Deshaies began his teaching career in 1949 as an instructor at Indiana University where he was enrolled in the graduate program of the School of Fine Arts. He continued teaching there after receiving his master's degree and also taught during the summer months at the art colony in Ogunquit, Maine. In 1956 he began teaching at the Pratt Institute and in 1963 joined the faculty at the Florida State University College of Fine Arts. He continued there, as head of the graphic workshop, until his retirement in 1989.

==Personal life and family==

Deshaies was born Arthur Emillien Deshaies on July 6, 1920. (Note: An obituary says the birth date may have been June 6, but offers no evidence.
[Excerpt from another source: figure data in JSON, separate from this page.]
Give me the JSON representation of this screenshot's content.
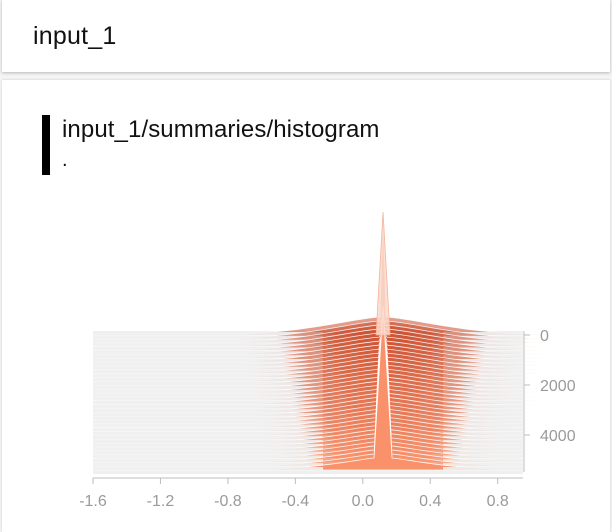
{
  "header": {
    "title": "input_1"
  },
  "card": {
    "tag_name": "input_1/summaries/histogram",
    "tag_sub": "."
  },
  "colors": {
    "peak": "#f9926b",
    "dark_band": "#c94a2a",
    "light_band": "#efefef",
    "axis": "#bdbdbd",
    "tick_text": "#9a9a9a"
  },
  "chart_data": {
    "type": "area",
    "x_ticks": [
      "-1.6",
      "-1.2",
      "-0.8",
      "-0.4",
      "0.0",
      "0.4",
      "0.8"
    ],
    "x_tick_values": [
      -1.6,
      -1.2,
      -0.8,
      -0.4,
      0.0,
      0.4,
      0.8
    ],
    "y_ticks": [
      "0",
      "2000",
      "4000"
    ],
    "y_tick_values": [
      0,
      2000,
      4000
    ],
    "xlim": [
      -1.6,
      0.95
    ],
    "ylim": [
      0,
      5400
    ],
    "distribution_center": 0.12,
    "peak_relative_height": 1.0
  }
}
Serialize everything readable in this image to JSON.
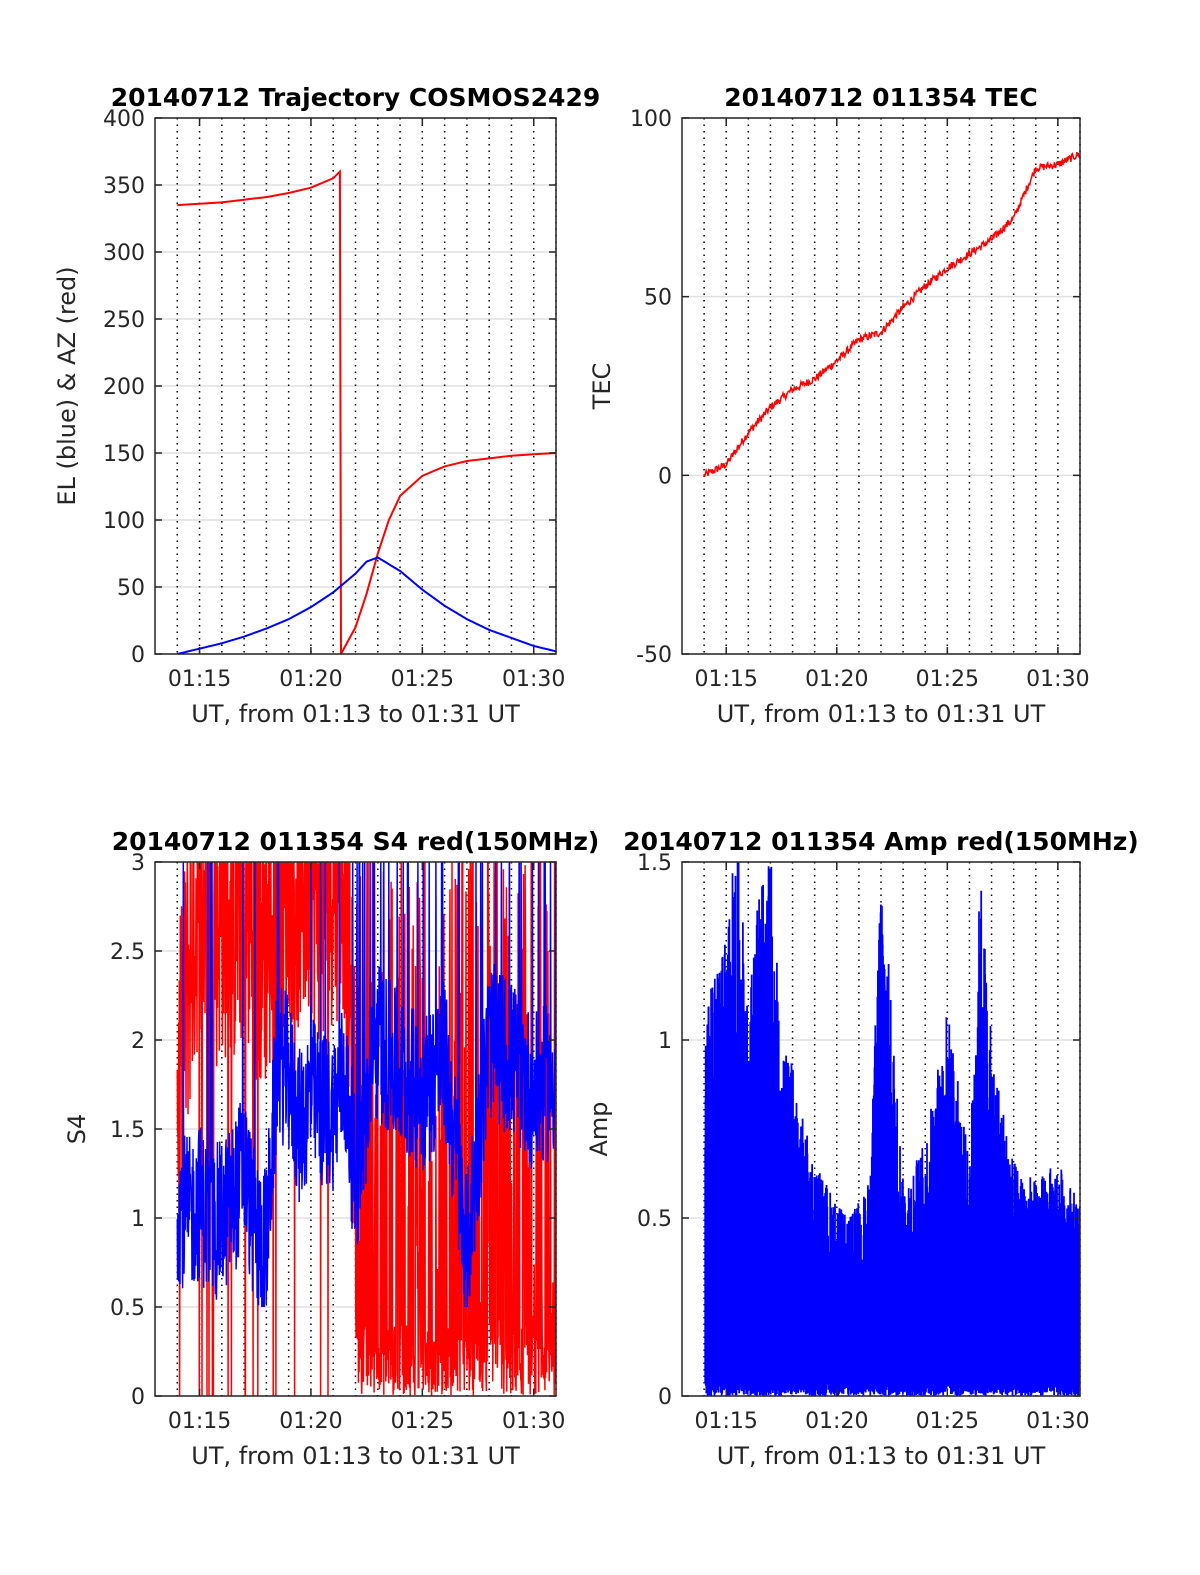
{
  "panels": [
    {
      "title": "20140712 Trajectory COSMOS2429",
      "ylabel": "EL (blue) & AZ (red)",
      "xlabel": "UT, from 01:13 to 01:31 UT",
      "yticks": [
        "0",
        "50",
        "100",
        "150",
        "200",
        "250",
        "300",
        "350",
        "400"
      ],
      "xticks": [
        "01:15",
        "01:20",
        "01:25",
        "01:30"
      ]
    },
    {
      "title": "20140712 011354 TEC",
      "ylabel": "TEC",
      "xlabel": "UT, from 01:13 to 01:31 UT",
      "yticks": [
        "-50",
        "0",
        "50",
        "100"
      ],
      "xticks": [
        "01:15",
        "01:20",
        "01:25",
        "01:30"
      ]
    },
    {
      "title": "20140712 011354 S4 red(150MHz)",
      "ylabel": "S4",
      "xlabel": "UT, from 01:13 to 01:31 UT",
      "yticks": [
        "0",
        "0.5",
        "1",
        "1.5",
        "2",
        "2.5",
        "3"
      ],
      "xticks": [
        "01:15",
        "01:20",
        "01:25",
        "01:30"
      ]
    },
    {
      "title": "20140712 011354 Amp red(150MHz)",
      "ylabel": "Amp",
      "xlabel": "UT, from 01:13 to 01:31 UT",
      "yticks": [
        "0",
        "0.5",
        "1",
        "1.5"
      ],
      "xticks": [
        "01:15",
        "01:20",
        "01:25",
        "01:30"
      ]
    }
  ],
  "colors": {
    "red": "#ff0000",
    "blue": "#0000ff",
    "grid": "#e0e0e0",
    "axis": "#262626"
  },
  "chart_data": [
    {
      "type": "line",
      "title": "20140712 Trajectory COSMOS2429",
      "xlabel": "UT, from 01:13 to 01:31 UT",
      "ylabel": "EL (blue) & AZ (red)",
      "xlim": [
        "01:13",
        "01:31"
      ],
      "ylim": [
        0,
        400
      ],
      "grid": true,
      "series": [
        {
          "name": "AZ (red)",
          "color": "#ff0000",
          "x": [
            "01:14",
            "01:15",
            "01:16",
            "01:17",
            "01:18",
            "01:19",
            "01:20",
            "01:21",
            "01:21.3",
            "01:21.35",
            "01:22",
            "01:22.5",
            "01:23",
            "01:23.5",
            "01:24",
            "01:25",
            "01:26",
            "01:27",
            "01:28",
            "01:29",
            "01:30",
            "01:31"
          ],
          "values": [
            335,
            336,
            337,
            339,
            341,
            344,
            348,
            355,
            360,
            0,
            20,
            45,
            75,
            100,
            118,
            133,
            140,
            144,
            146,
            148,
            149,
            150
          ]
        },
        {
          "name": "EL (blue)",
          "color": "#0000ff",
          "x": [
            "01:14",
            "01:15",
            "01:16",
            "01:17",
            "01:18",
            "01:19",
            "01:20",
            "01:21",
            "01:22",
            "01:22.5",
            "01:23",
            "01:24",
            "01:25",
            "01:26",
            "01:27",
            "01:28",
            "01:29",
            "01:30",
            "01:31"
          ],
          "values": [
            0,
            4,
            8,
            13,
            19,
            26,
            35,
            46,
            60,
            69,
            72,
            62,
            48,
            36,
            26,
            18,
            12,
            6,
            2
          ]
        }
      ]
    },
    {
      "type": "line",
      "title": "20140712 011354 TEC",
      "xlabel": "UT, from 01:13 to 01:31 UT",
      "ylabel": "TEC",
      "xlim": [
        "01:13",
        "01:31"
      ],
      "ylim": [
        -50,
        100
      ],
      "grid": true,
      "series": [
        {
          "name": "TEC",
          "color": "#ff0000",
          "x": [
            "01:14",
            "01:15",
            "01:16",
            "01:17",
            "01:18",
            "01:19",
            "01:20",
            "01:21",
            "01:22",
            "01:23",
            "01:24",
            "01:25",
            "01:26",
            "01:27",
            "01:28",
            "01:29",
            "01:30",
            "01:31"
          ],
          "values": [
            0,
            3,
            12,
            19,
            24,
            27,
            32,
            38,
            40,
            47,
            53,
            58,
            62,
            66,
            72,
            86,
            87,
            90
          ]
        }
      ]
    },
    {
      "type": "line",
      "title": "20140712 011354 S4 red(150MHz)",
      "xlabel": "UT, from 01:13 to 01:31 UT",
      "ylabel": "S4",
      "xlim": [
        "01:13",
        "01:31"
      ],
      "ylim": [
        0,
        3
      ],
      "grid": true,
      "series": [
        {
          "name": "S4 red",
          "color": "#ff0000",
          "x": [
            "01:14",
            "01:14.5",
            "01:15",
            "01:15.5",
            "01:16",
            "01:16.5",
            "01:17",
            "01:17.5",
            "01:18",
            "01:18.5",
            "01:19",
            "01:19.5",
            "01:20",
            "01:20.5",
            "01:21",
            "01:21.5",
            "01:22",
            "01:23",
            "01:24",
            "01:25",
            "01:26",
            "01:27",
            "01:28",
            "01:29",
            "01:30",
            "01:31"
          ],
          "values": [
            1.6,
            2.4,
            2.9,
            2.6,
            2.8,
            2.7,
            2.9,
            2.5,
            2.6,
            2.7,
            3.0,
            2.9,
            3.0,
            2.8,
            3.0,
            3.0,
            1.5,
            1.5,
            1.5,
            1.5,
            1.5,
            1.5,
            1.5,
            1.5,
            1.5,
            1.6
          ]
        },
        {
          "name": "S4 blue",
          "color": "#0000ff",
          "x": [
            "01:14",
            "01:14.5",
            "01:15",
            "01:15.5",
            "01:16",
            "01:16.5",
            "01:17",
            "01:17.5",
            "01:18",
            "01:18.5",
            "01:19",
            "01:19.5",
            "01:20",
            "01:20.5",
            "01:21",
            "01:21.5",
            "01:22",
            "01:23",
            "01:24",
            "01:25",
            "01:26",
            "01:27",
            "01:28",
            "01:29",
            "01:30",
            "01:31"
          ],
          "values": [
            1.1,
            1.0,
            1.1,
            0.95,
            1.0,
            1.1,
            1.3,
            0.9,
            0.85,
            1.9,
            1.8,
            1.5,
            1.7,
            1.6,
            1.6,
            1.8,
            1.2,
            2.0,
            1.8,
            1.7,
            1.9,
            0.8,
            2.0,
            1.9,
            1.7,
            1.8
          ]
        }
      ]
    },
    {
      "type": "line",
      "title": "20140712 011354 Amp red(150MHz)",
      "xlabel": "UT, from 01:13 to 01:31 UT",
      "ylabel": "Amp",
      "xlim": [
        "01:13",
        "01:31"
      ],
      "ylim": [
        0,
        1.5
      ],
      "grid": true,
      "series": [
        {
          "name": "Amp",
          "color": "#0000ff",
          "x": [
            "01:14",
            "01:14.5",
            "01:15",
            "01:15.5",
            "01:16",
            "01:16.5",
            "01:17",
            "01:17.5",
            "01:18",
            "01:18.5",
            "01:19",
            "01:19.5",
            "01:20",
            "01:20.5",
            "01:21",
            "01:21.5",
            "01:22",
            "01:23",
            "01:24",
            "01:25",
            "01:26",
            "01:26.5",
            "01:27",
            "01:28",
            "01:29",
            "01:30",
            "01:31"
          ],
          "values": [
            0.95,
            1.1,
            1.2,
            1.45,
            1.0,
            1.3,
            1.4,
            0.9,
            0.85,
            0.7,
            0.6,
            0.55,
            0.5,
            0.45,
            0.5,
            0.55,
            1.4,
            0.55,
            0.65,
            1.0,
            0.6,
            1.35,
            0.9,
            0.6,
            0.55,
            0.6,
            0.5
          ]
        }
      ]
    }
  ]
}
Four public records give July 6 and none are found giving June 6.) His father was Arthur Oliver Deshaies. Of Canadian heritage, Arthur Oliver Deshaies had been born in Rhode Island about 1901. Arthur Emillien Deshaies' mother was Emilienne Vue Deshaies, She was born December 23, 1896, in Uzay-le-Venon, France. The Arthur Oliver and Emilienne were married in Saint-Doulchard, France, on March 4, 1918, when he was about 17 and she 22. The location and timing suggest that she was a war bride. The family lived in Woonsocket, R.I. where Arthur Oliver Deshaies worked as a shoe repairer in a cobbler shop. Deshaies had a younger sister, Carmen Constance, born 1922. When Deshaies was in his senior year of high school in Burrillville, Carmen, having dropped out after eighth grade, was working as a doffer in a local worsted mill.

At some time in the 1930s Emilienne married Roland Beaudry. He was born in Quebec on June 17, 1904, and was employed as a fireman in the boiler room of the Rhode Island State Sanitarium (Burrillville, R.I.).

Deshaies joined the United States Army soon after the outbreak of World War II. He served as a paratrooper in the Pacific Theater both as combat soldier and war artist. Long afterward, a curator remarked that this was the only occasion in which he worked in a realistic style.

Deshaies was married twice. In the early 1950s he married Ruth Dryden, an artist. They had a daughter, Mignon. In 1960 the writer, Kay Boyle, reported in a letter that she had become infatuated with Deshaies. The editor of her letters said that in 1959 the two of them had begun "an intimate and stormy relationship." In about 1995 Deshaies married Maxine Seay, a nurse. She had been previously married and had three daughters and two sons by her previous marriage. The couple lived in Duncan, South Carolina, the town where Seay had been born and raised. Deshaies died on July 30, 2011, in Spartanburg, South Carolina.